¿Qué significa el Decreto “por la Patria” (D.S. 5503)? ¿Es la 21.060 recargada?
El Decreto Supremo 5503 promulgado el 17 de diciembre constituye un paquetazo de ajuste económico regresivo que transfiere el costo de la crisis a las mayorías trabajadoras mediante el fuerte incremento de los combustibles, la liberación de exportaciones y una mayor carga impositiva sobre pequeños emprendimientos, mientras beneficia al gran empresariado con exenciones, flexibilización normativa y ventajas comerciales.
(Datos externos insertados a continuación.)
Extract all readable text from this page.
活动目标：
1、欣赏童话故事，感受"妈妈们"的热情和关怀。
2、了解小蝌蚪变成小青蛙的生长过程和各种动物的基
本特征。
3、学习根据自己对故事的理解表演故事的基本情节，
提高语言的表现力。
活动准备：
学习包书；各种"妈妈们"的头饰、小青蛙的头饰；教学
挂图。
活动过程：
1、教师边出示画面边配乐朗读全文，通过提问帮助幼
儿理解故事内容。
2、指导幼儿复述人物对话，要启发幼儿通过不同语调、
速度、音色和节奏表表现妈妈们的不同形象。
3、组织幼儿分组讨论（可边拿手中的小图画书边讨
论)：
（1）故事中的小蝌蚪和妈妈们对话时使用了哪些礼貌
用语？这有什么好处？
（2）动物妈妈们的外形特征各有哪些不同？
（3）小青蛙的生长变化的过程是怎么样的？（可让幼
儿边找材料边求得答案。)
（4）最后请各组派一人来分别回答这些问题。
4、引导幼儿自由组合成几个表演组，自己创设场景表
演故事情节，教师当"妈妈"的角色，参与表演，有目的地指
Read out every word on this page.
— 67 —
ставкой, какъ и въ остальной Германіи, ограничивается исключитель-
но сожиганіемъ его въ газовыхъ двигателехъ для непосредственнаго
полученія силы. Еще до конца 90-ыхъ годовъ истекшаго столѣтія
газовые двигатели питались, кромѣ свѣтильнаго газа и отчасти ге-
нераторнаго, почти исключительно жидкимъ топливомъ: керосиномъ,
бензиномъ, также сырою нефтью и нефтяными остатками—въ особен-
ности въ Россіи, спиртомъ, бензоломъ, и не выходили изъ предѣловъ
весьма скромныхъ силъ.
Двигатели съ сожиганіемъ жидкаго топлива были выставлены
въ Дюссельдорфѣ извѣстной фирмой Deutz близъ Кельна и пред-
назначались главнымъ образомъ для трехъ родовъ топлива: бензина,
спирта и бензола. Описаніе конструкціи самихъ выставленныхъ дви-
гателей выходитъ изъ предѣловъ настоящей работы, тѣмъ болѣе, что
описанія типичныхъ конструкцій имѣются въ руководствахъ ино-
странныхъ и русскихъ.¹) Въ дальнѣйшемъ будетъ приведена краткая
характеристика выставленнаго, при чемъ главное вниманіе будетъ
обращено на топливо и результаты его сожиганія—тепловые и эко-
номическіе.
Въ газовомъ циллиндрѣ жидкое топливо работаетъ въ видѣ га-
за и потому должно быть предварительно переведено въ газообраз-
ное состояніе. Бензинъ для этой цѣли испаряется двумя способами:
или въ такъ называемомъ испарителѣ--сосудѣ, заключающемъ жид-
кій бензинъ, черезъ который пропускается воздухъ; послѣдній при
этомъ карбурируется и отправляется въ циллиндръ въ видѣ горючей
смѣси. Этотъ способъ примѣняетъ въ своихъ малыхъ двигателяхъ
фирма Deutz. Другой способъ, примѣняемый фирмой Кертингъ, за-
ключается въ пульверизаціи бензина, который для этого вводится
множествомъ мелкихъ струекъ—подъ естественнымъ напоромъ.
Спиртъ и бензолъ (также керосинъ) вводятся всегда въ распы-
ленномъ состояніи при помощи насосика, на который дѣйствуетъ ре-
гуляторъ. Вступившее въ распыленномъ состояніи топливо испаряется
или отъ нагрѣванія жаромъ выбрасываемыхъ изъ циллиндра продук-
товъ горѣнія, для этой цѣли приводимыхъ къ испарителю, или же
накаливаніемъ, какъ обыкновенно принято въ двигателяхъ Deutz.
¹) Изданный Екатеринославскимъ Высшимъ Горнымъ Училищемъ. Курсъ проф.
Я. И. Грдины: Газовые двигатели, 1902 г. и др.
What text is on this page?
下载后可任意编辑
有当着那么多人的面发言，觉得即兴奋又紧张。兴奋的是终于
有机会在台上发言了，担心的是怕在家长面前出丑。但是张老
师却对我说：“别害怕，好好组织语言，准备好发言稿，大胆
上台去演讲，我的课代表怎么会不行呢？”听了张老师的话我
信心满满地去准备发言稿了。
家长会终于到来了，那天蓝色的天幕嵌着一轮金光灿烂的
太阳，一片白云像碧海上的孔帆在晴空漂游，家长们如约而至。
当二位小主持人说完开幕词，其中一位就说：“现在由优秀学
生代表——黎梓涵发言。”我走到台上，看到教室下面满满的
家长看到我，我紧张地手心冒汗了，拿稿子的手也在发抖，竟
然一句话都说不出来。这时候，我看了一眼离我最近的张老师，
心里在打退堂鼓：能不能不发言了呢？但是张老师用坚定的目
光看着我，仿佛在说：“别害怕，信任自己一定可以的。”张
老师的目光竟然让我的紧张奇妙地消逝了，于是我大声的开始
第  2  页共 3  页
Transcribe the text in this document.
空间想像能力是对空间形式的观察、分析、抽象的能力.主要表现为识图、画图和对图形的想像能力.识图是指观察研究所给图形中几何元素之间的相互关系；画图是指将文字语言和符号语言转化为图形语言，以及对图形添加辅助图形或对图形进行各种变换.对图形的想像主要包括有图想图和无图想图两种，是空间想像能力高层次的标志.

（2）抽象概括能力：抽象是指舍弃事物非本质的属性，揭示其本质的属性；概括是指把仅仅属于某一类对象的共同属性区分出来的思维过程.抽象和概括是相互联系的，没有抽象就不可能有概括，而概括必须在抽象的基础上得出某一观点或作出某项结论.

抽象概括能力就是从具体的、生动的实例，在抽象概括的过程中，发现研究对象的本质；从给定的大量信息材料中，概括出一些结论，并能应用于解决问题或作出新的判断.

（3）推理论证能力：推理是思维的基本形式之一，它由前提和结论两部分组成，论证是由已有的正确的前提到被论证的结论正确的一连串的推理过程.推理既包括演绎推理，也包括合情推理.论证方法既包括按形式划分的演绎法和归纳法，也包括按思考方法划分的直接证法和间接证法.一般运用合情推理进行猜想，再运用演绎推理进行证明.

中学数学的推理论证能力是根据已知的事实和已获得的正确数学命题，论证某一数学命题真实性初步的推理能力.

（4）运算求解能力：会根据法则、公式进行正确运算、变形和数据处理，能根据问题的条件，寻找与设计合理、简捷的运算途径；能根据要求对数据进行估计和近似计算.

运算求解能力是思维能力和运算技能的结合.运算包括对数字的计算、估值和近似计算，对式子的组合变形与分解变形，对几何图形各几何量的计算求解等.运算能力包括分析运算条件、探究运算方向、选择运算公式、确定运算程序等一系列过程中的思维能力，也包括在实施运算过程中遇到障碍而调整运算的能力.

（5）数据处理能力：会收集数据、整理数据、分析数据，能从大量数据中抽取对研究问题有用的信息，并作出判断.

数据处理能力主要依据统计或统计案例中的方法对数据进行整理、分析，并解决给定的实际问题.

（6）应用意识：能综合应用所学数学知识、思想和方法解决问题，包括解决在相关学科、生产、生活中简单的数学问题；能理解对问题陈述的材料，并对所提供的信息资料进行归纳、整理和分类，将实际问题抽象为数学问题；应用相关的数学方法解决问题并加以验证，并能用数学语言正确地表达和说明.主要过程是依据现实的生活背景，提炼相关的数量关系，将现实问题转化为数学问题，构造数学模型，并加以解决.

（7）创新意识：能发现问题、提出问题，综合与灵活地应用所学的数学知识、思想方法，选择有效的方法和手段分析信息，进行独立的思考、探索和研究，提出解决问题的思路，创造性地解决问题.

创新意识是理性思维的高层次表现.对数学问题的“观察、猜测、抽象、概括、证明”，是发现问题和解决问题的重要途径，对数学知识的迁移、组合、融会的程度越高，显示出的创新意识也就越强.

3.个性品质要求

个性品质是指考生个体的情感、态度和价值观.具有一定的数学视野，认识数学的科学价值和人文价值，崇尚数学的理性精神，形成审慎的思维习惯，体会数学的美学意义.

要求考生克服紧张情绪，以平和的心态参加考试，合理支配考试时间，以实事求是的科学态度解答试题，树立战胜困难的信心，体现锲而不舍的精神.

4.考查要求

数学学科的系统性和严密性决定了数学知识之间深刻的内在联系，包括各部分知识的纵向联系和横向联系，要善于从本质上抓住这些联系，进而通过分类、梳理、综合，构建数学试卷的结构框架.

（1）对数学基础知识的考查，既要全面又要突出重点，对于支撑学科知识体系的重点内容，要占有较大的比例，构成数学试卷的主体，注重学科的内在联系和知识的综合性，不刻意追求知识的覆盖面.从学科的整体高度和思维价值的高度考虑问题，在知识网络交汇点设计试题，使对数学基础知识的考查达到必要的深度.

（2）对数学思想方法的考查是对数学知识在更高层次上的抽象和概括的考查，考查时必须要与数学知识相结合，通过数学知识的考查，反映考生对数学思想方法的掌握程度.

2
Al mismo tiempo, abre la puerta a la privatización de sectores estratégicos mediante el “fast track”, debilita al Estado y vulnera principios constitucionales, profundizando la precarización laboral y el encarecimiento de la canasta básica, lo que vuelve urgente una respuesta organizada e independiente de la clase trabajadora para que la crisis la paguen los capitalistas y no el pueblo.
20 de diciembre de 2025
El Decreto Supremo 5503, no sólo “levanta la subvención” a los hidrocarburos, sino que aplica un paquete de medidas económicas que cargan el peso del ajuste económico sobre las espaldas de las mayorías trabajadoras, mientras establece ventajas comerciales e impositivas para los grandes empresarios. El D.S. 5503, en los hechos es una versión recargada del histórico D.S. 21.060, que abre las puertas con el mecanismo “fast track” a la privatización de sectores estratégicos de la economía nacional, mientras el costo de combustibles se incrementa.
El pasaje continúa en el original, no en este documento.